Однако парламент все-таки был парламентом. Он исполнял определенный своим именем долг – в нем
говорили и старались делать это хорошо. Он поступал так не только потому, что терпеть не мог пустой болтовни, подобной нынешней, – он был, к вечной славе нашей страны, большой «мастерской слов», а не просто магазином готовых речей с финансовыми рекомендациями или на случай официальных заявлений. И подобно тому, как это было у других художников, забота англичанина XVII века о своем ораторском искусстве – это доказательство его искренности, а не наоборот. Восторженный панегирик Бёрка столь же роскошен, как сонет влюбленного поэта, – но это потому, что Бёрк действительно восторжен, как влюбленный. Злобное обличение Юниуса[395]
составлено с холодной тщательностью, как яд времен Ренессанса, – но это потому, что Юниус на самом деле злобен, как отравитель.Поэтому никто из тех, кто чувствует этот нерв времени, ни на минуту не усомнится, что многие из английских аристократов XVIII века действительно восторгались свободой.

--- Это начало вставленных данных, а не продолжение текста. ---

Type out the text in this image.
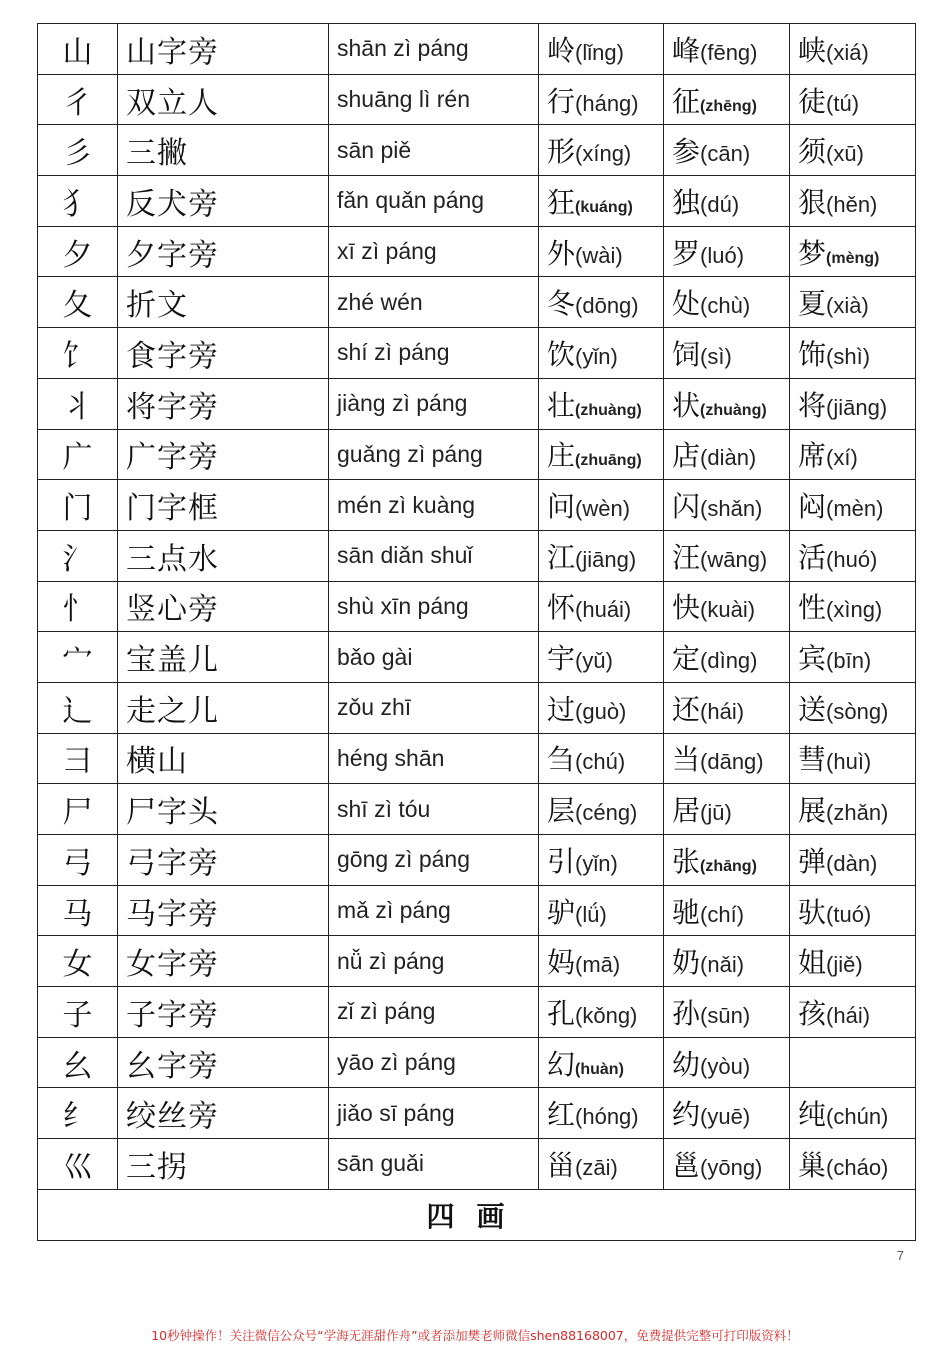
山	山字旁	shān zì páng	岭(lǐng)	峰(fēng)	峡(xiá)
彳	双立人	shuāng lì rén	行(háng)	征(zhēng)	徒(tú)
彡	三撇	sān piě	形(xíng)	参(cān)	须(xū)
犭	反犬旁	fǎn quǎn páng	狂(kuáng)	独(dú)	狠(hěn)
夕	夕字旁	xī zì páng	外(wài)	罗(luó)	梦(mèng)
夂	折文	zhé wén	冬(dōng)	处(chù)	夏(xià)
饣	食字旁	shí zì páng	饮(yǐn)	饲(sì)	饰(shì)
丬	将字旁	jiàng zì páng	壮(zhuàng)	状(zhuàng)	将(jiāng)
广	广字旁	guǎng zì páng	庄(zhuāng)	店(diàn)	席(xí)
门	门字框	mén zì kuàng	问(wèn)	闪(shǎn)	闷(mèn)
氵	三点水	sān diǎn shuǐ	江(jiāng)	汪(wāng)	活(huó)
忄	竖心旁	shù xīn páng	怀(huái)	快(kuài)	性(xìng)
宀	宝盖儿	bǎo gài	宇(yǔ)	定(dìng)	宾(bīn)
辶	走之儿	zǒu zhī	过(guò)	还(hái)	送(sòng)
彐	横山	héng shān	刍(chú)	当(dāng)	彗(huì)
尸	尸字头	shī zì tóu	层(céng)	居(jū)	展(zhǎn)
弓	弓字旁	gōng zì páng	引(yǐn)	张(zhāng)	弹(dàn)
马	马字旁	mǎ zì páng	驴(lǘ)	驰(chí)	驮(tuó)
女	女字旁	nǚ zì páng	妈(mā)	奶(nǎi)	姐(jiě)
子	子字旁	zǐ zì páng	孔(kǒng)	孙(sūn)	孩(hái)
幺	幺字旁	yāo zì páng	幻(huàn)	幼(yòu)	
纟	绞丝旁	jiǎo sī páng	红(hóng)	约(yuē)	纯(chún)
巛	三拐	sān guǎi	甾(zāi)	邕(yōng)	巢(cháo)
四画					
7
10秒钟操作！关注微信公众号“学海无涯甜作舟”或者添加樊老师微信shen88168007，免费提供完整可打印版资料！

Их голоса трубили об этом в каждом своем слове. Что бы ни имели в виду их предшественники, эти люди утверждали именно то, что думали, когда говорили о светлой памяти Хэмпдена и важности Великой хартии вольностей. Эти патриоты, которых Уолпол[396]
назвал «мальчиками», в большинстве своем и были настоящими патриотами – или, что вернее, на самом деле были мальчиками. Если угодно, среди аристократов-вигов было много настоящих вигов – тех, кто соответствовал определению этой партии как законной защитницы от тиранов и царедворцев.Но если у кого-то на основании того факта, что виги-аристократы были вигами, зародится сомнение – а были ли виги-аристократы аристократами? -то в этом легко удостовериться. Достаточно будет вспомнить, например, законы о дичи и законы об огораживании, которые они приняли, или закон о строгом дуэльном кодексе и уложение о наградах, на которых они настаивали. Однако если вы действительно хотите убедиться, прав ли я, называя весь этот мир аристократией, то есть чем-то противоположным демократии, то на этот случай есть подлинная историческая проверка.
Когда республиканство в полный голос заявило о себе на исторической арене, аристократия тут же развязала с ним две большие войны, или (если вам больше нравится другой взгляд) республиканство моментально развязало две большие войны с аристократией. Америка и Франция обнажили подлинную природу английского парламента. Лед может искриться, но настоящая горячая искра покажет, что перед нами всего лишь лед. Когда красное пламя революции прикоснулось к морозному великолепию вигов, они тут же зашипели и хлынули в бой. Это была война пламени, стремившегося растопить лед, и воды, стремившейся потушить пламя.
Необходимо отметить, что одним из достоинств аристократов была свобода, но свобода для себе подобных. Иными словами, одним из достоинств аристократии был цинизм. Они не впадали в обольщение, подобно нашей модной беллетристике с ее картонными идолами в виде хорошего человека по имени Вашингтон и плохого человека по прозвищу Бони[397]
. Они как минимум понимали, что дело Вашингтона далеко не так однозначно бело, а Наполеона – не так однозначно черно, как это выглядит в большинстве широко разошедшихся ныне книг.Они испытывали естественное восхищение перед военными дарованиями Вашингтона и Наполеона и совершенное, без примесей, презрение к германской королевской семье.
Но аристократы как класс были не против лично Вашингтона или против лично Наполеона. Аристократы были против них по той причине, что и тот и другой выступали на стороне демократии. Огромной несправедливостью в отношении английского аристократического правительства того времени является наша неспособность осознать это принципиальное различие, особенно в случае с Америкой. Есть известная шутка про заблуждения англичан, весьма уместная в этом случае: они часто обеляют себя там, где поступают категорически неправильно (как, например, с Ирландией), но столь же часто очерняют себя там, где поступают более-менее верно (как, например, с Америкой).
Правительство Георга III установило определенные налоги на колониальные сообщества восточного побережья Америки. И вовсе не самоочевидно, если говорить о праве и прецедентах, что правительство империи не может устанавливать подобного рода налоги для колонистов. Да и не в налогах было дело, хотя нет смысла отрицать, что гнет налогов неизменно способствует росту революционных брожений. У олигархов-вигов имелись определенные недостатки, но полное отсутствие симпатии к свободе, особенно местной свободе, тем более с учетом их родства по крови и авантюризму с заморскими собратьями, было явно не их недостатком.